20.11.2019
Rezension: Erwachsene Menschen mit geistiger Behinderung und ihre Eltern – Vom Ablösekonzept zum Freiraumkonzept







Emmelmann, Ingo, Greving, Heinrich: Erwachsene Menschen mit geistiger Behinderung und ihre Eltern – Vom Ablösekonzept zum Freiraumkonzept, Verlag W. Kohlhammer, 1. Auflage, Stuttgart 2019

 

„Wenn ich von der Arbeit nach Hause komme, ist Max immer schon da und hat Kaffee gekocht. Das werde ich sehr vermissen, wenn er dann im Wohnheim lebt“, sagte mir die Mutter eines jungen Mannes mit Down Syndrom.

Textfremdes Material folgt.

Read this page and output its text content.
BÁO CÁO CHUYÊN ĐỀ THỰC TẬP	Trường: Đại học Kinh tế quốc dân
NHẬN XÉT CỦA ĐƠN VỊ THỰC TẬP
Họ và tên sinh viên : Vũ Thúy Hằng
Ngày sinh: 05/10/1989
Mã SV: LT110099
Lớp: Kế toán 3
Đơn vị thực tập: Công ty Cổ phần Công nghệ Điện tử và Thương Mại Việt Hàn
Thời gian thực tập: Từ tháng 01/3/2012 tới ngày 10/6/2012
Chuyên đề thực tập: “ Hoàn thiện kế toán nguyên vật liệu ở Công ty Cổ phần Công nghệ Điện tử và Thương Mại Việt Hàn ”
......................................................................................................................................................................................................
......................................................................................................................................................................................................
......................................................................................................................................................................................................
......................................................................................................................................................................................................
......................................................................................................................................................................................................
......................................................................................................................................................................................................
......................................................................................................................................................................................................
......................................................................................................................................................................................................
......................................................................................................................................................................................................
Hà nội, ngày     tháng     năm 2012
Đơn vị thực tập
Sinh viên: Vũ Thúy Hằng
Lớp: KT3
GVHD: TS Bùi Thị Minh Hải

Es ist Max und seinen Eltern zu wünschen, dass sie eine Einrichtung finden, in der dieser wichtige Schritt des Überganges gut reflektiert begleitet wird.

 

Der hier vorliegende Band von Ingo Emmelmann und Heinrich Greving stellt einen wichtigen Beitrag zur konzeptionellen Gestaltung dieser Transistion dar.

 

Im ersten Kapitel werden die dem Freiraumkonzept zugrundeliegenden heilpädagogischen Grundhaltungen skizziert und erläutert, warum die Begrifflichkeit des Freiraumkonzeptes die oft verwendete Formulierung des Ablösekonzeptes ersetzt. Das Freiraumkonzept beschreibt die Möglichkeiten und Chancen einer konstruktiven und wertschätzenden Unterstützung des Erwachsenen mit einer geistigen Behinderung oder Mehrfachbehinderung. Dessen fünf Phasen bestehend

aus den Phasen „Gemeinsamkeit“, „Loslassen und Freiräume entwickeln“, „Annäherung und Freiräume nutzen“, „Verantwortung übernehmen und Freiräume einschränken“ sowie „Die Zeit nach dem Tod eines Elternteils“ werden sehr ausführlich erläutert.

 

Dabei wird jede einzelne Phase jeweils in Hinblick auf die Aufgaben für den erwachsenen Menschen mit einer geistigen und/ oder Mehrfachbehinderung, auf die Sicht der Eltern und die Tätigkeiten der Mitarbeiter der Wohneinrichtung betrachtet.

 

Besondere Aufmerksamkeit gilt der sorgfältigen Klärung der jeweiligen Rollen, dem Umgang mit ambivalenten Gefühlen und der Mediation häufig auftauchender Konflikte.

 

Mich haben die gut nachvollziehbaren Fallbeispiele von der Lebensnähe des Konzeptes überzeugt und im Zusammenhang mit den Abschnitten, in denen es darum geht, wie die erwachsenen Menschen mit Behinderung ihre alt gewordenen Eltern unterstützen können, auch sehr berührt.

 

In den abschließenden Kapiteln zu Einsatzfeldern, zur Implementierung des Konzeptes und zur Unterstützung im Rahmen der Fachberatung werden Chancen und Risiken aller Phasen gründlich reflektiert. Für die Einführung des Konzeptes werden sie eine große Hilfe sein.

 

Durch die anregenden Reflexionsfragen am Ende der Absätze zu den einzelnen Phasen erhält der Leser zusätzliche Impulse zum gemeinsamen Diskutieren in Ausbildungsgruppe oder Team.

 

Fazit: Eine sowohl für Theorie und Praxis der Organisationsentwicklung als auch das Studium der Heilpädagogik sehr wichtige Publikation.